Disalin dari renungan harian Manna Sorgawi

Selasa, 08 November 2011

MINTA TIDAK PADA TEMPATNYA

Markus 6:25
====================
"Maka cepat-cepat ia pergi kepada raja dan meminta: "Aku mau, supaya sekarang juga engkau berikan kepadaku kepala Yohanes Pembaptis di sebuah talam!"

meminta tidak pada tempatnyaKarena tidak tahan anaknya meminta baju baru, seorang tukang ojek nekad menjadi kurir ganja. Saya membaca berita ini kira-kira setahun lalu di sebuah harian ibukota. Ketika ia tertangkap ia pun menyesali perbuatannya, tetapi semuanya sudah terlambat, karena ia harus mempertanggungjawabkan perbuatannya di depan hukum dan harus mendekam di di dalam penjara. Ini baru satu dari sekian banyak berita yang menunjukkan betapa banyaknya orang yang terjerumus dalam kejahatan karena tidak ingin mengecewakan permintaan anak atau anggota keluarga lainnya. Tidak jarang pula kejahatan itu menjadi sedemikian parahnya sehingga harus menghilangkan nyawa orang lain. Khilaf akan selalu menjadi alasan mereka. Penyesalan akan selalu ada, tetapi konsekuensi jelas harus ditanggung, karena mereka tidak akan pernah bisa kembali ke waktu lalu dan mengubah keputusan mereka untuk melakukan kejahatan. Ada banyak contoh kasus kejahatan yang dimulai dari permintaan atau tuntutan dalam keluarga. Bisa karena terlalu sayang anak/istri sehingga tidak tega menolak, bisa karena terbeban hutang budi, dan sebagainya, dan mereka akan terjebak dalam sebuah tindak kejahatan yang seringkali fatal.

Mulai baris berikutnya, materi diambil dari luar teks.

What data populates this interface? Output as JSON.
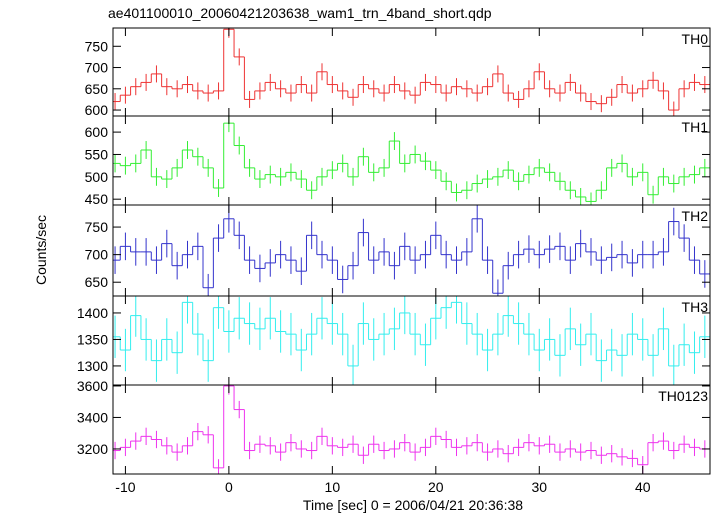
{
  "chart_data": {
    "type": "step",
    "title": "ae401100010_20060421203638_wam1_trn_4band_short.qdp",
    "xlabel": "Time [sec] 0 = 2006/04/21 20:36:38",
    "ylabel": "Counts/sec",
    "x": [
      -11,
      -10,
      -9,
      -8,
      -7,
      -6,
      -5,
      -4,
      -3,
      -2,
      -1,
      0,
      1,
      2,
      3,
      4,
      5,
      6,
      7,
      8,
      9,
      10,
      11,
      12,
      13,
      14,
      15,
      16,
      17,
      18,
      19,
      20,
      21,
      22,
      23,
      24,
      25,
      26,
      27,
      28,
      29,
      30,
      31,
      32,
      33,
      34,
      35,
      36,
      37,
      38,
      39,
      40,
      41,
      42,
      43,
      44,
      45,
      46
    ],
    "xlim": [
      -11.2,
      46.5
    ],
    "xticks": [
      -10,
      0,
      10,
      20,
      30,
      40
    ],
    "panels": [
      {
        "name": "TH0",
        "color": "#ee3333",
        "error": 20,
        "ylim": [
          586,
          793
        ],
        "yticks": [
          600,
          650,
          700,
          750
        ],
        "values": [
          620,
          635,
          655,
          665,
          685,
          655,
          650,
          660,
          645,
          640,
          645,
          790,
          725,
          625,
          645,
          665,
          650,
          640,
          660,
          640,
          690,
          660,
          645,
          630,
          660,
          650,
          640,
          660,
          645,
          635,
          665,
          660,
          640,
          655,
          650,
          640,
          655,
          685,
          640,
          625,
          650,
          690,
          650,
          640,
          665,
          640,
          620,
          615,
          630,
          660,
          640,
          650,
          670,
          645,
          600,
          650,
          665,
          660
        ]
      },
      {
        "name": "TH1",
        "color": "#33ee33",
        "error": 20,
        "ylim": [
          437,
          636
        ],
        "yticks": [
          450,
          500,
          550,
          600
        ],
        "values": [
          530,
          525,
          530,
          560,
          500,
          495,
          520,
          560,
          545,
          520,
          475,
          620,
          570,
          520,
          495,
          505,
          500,
          510,
          495,
          470,
          500,
          515,
          530,
          500,
          545,
          510,
          520,
          580,
          530,
          550,
          535,
          515,
          490,
          465,
          470,
          485,
          495,
          500,
          515,
          490,
          505,
          520,
          510,
          490,
          470,
          455,
          445,
          470,
          520,
          530,
          500,
          510,
          460,
          500,
          485,
          500,
          505,
          520
        ]
      },
      {
        "name": "TH2",
        "color": "#3333cc",
        "error": 25,
        "ylim": [
          625,
          790
        ],
        "yticks": [
          650,
          700,
          750
        ],
        "values": [
          690,
          715,
          705,
          705,
          690,
          720,
          680,
          700,
          715,
          640,
          730,
          765,
          735,
          690,
          675,
          685,
          700,
          690,
          670,
          735,
          700,
          690,
          655,
          680,
          740,
          690,
          705,
          680,
          715,
          690,
          700,
          735,
          700,
          690,
          705,
          765,
          690,
          630,
          680,
          700,
          710,
          700,
          710,
          715,
          690,
          720,
          705,
          690,
          695,
          700,
          685,
          700,
          700,
          705,
          760,
          730,
          690,
          665
        ]
      },
      {
        "name": "TH3",
        "color": "#33eeee",
        "error": 40,
        "ylim": [
          1264,
          1432
        ],
        "yticks": [
          1300,
          1350,
          1400
        ],
        "values": [
          1355,
          1330,
          1395,
          1350,
          1310,
          1350,
          1325,
          1420,
          1360,
          1310,
          1410,
          1365,
          1390,
          1380,
          1370,
          1390,
          1365,
          1360,
          1330,
          1360,
          1390,
          1380,
          1360,
          1300,
          1380,
          1350,
          1360,
          1370,
          1400,
          1360,
          1340,
          1390,
          1410,
          1420,
          1380,
          1360,
          1330,
          1360,
          1395,
          1380,
          1360,
          1330,
          1350,
          1320,
          1370,
          1340,
          1360,
          1310,
          1330,
          1320,
          1360,
          1350,
          1320,
          1370,
          1300,
          1340,
          1325,
          1355
        ]
      },
      {
        "name": "TH0123",
        "color": "#ee33ee",
        "error": 55,
        "ylim": [
          3041,
          3606
        ],
        "yticks": [
          3200,
          3400,
          3600
        ],
        "values": [
          3190,
          3210,
          3250,
          3280,
          3260,
          3220,
          3180,
          3220,
          3310,
          3290,
          3080,
          3600,
          3450,
          3190,
          3230,
          3220,
          3180,
          3240,
          3200,
          3190,
          3280,
          3220,
          3210,
          3230,
          3160,
          3230,
          3190,
          3200,
          3240,
          3180,
          3210,
          3280,
          3260,
          3210,
          3220,
          3240,
          3180,
          3200,
          3170,
          3210,
          3240,
          3220,
          3230,
          3180,
          3200,
          3180,
          3190,
          3160,
          3170,
          3150,
          3140,
          3100,
          3240,
          3250,
          3190,
          3230,
          3210,
          3200
        ]
      }
    ]
  }
}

Bukan hanya mencuri, namun dalam banyak kasus sampai membunuh karena terdesak dan sebagainya.

Bagi teman-teman yang sudah mempunyai anak yang sedang beranjak dewasa anda mungkin sudah sering mendengar rengekan permintaan anak akan banyak hal. Minta blackberry karena semua teman-teman sudah punya, atau takut diejek teman ketinggalan jaman. Kalau sudah beranjak dewasa mereka akan mulai minta dibelikan kendaraan dan sebagainya. Kalau memang mampu memang tidak masalah. Namun bagaimana jika tidak mampu, bagaimana rasanya telinga dan hati merasakannya? Ini sering membuat orang tua menjadi gelap mata dan mengambil keputusan yang salah. Dosa mengintai disana, siap menerkam dan menelan kita, hingga pada suatu ketika kita akan berada pada sebuah situasi dimana penyesalan menjadi tidak lagi ada gunanya.

Ayat bacaan hari ini mencatat kisah tragis dari kematian Yohanes Pembaptis yang dilakukan dengan sangat sadis. Meski Herodes pernah ditegur oleh Yohanes karena mengambil istri saudaranya sendiri, namun dalam hatinya ia tahu Yohanes benar dan suci. Sementara Herodias, istri saudaranya yang ia ambil menaruh dendam akan Yohanes dan berusaha mencari jalan untuk membunuhnya karena merasa sakit hati. Pada suatu kali, anak perempuan Herodias menari dan menghibur tamu-tamu Herodes. Herodes merasa senang sekali sehingga kelepasan memberi janji akan mengabulkan apapun yang ia minta, bahkan setengah dari kerajaannya sekalipun. (Markus 6:22-23). Lalu si anak berdiskusi pada ibunya, dan sang ibu melihat kesempatan emas untuk membunuh Yohanes. Dan inilah yang terjadi. "Maka cepat-cepat ia pergi kepada raja dan meminta: "Aku mau, supaya sekarang juga engkau berikan kepadaku kepala Yohanes Pembaptis di sebuah talam!" (ay 25). Karena terlanjur berjanji dan takut malu, Herodes pun dengan terpaksa memerintahkan untuk memenggal kepala Yohanes dan menghadirkannya di atas talam/baki sesuai permintaan. Karena malu jika tidak memenuhi janji kepada seorang gadis kecil, mungkin juga karena cintanya yang begitu dalam akan Herodias, ia pun menghilangkan nyawa Yohanes yang ia tahu tidak bersalah apa-apa.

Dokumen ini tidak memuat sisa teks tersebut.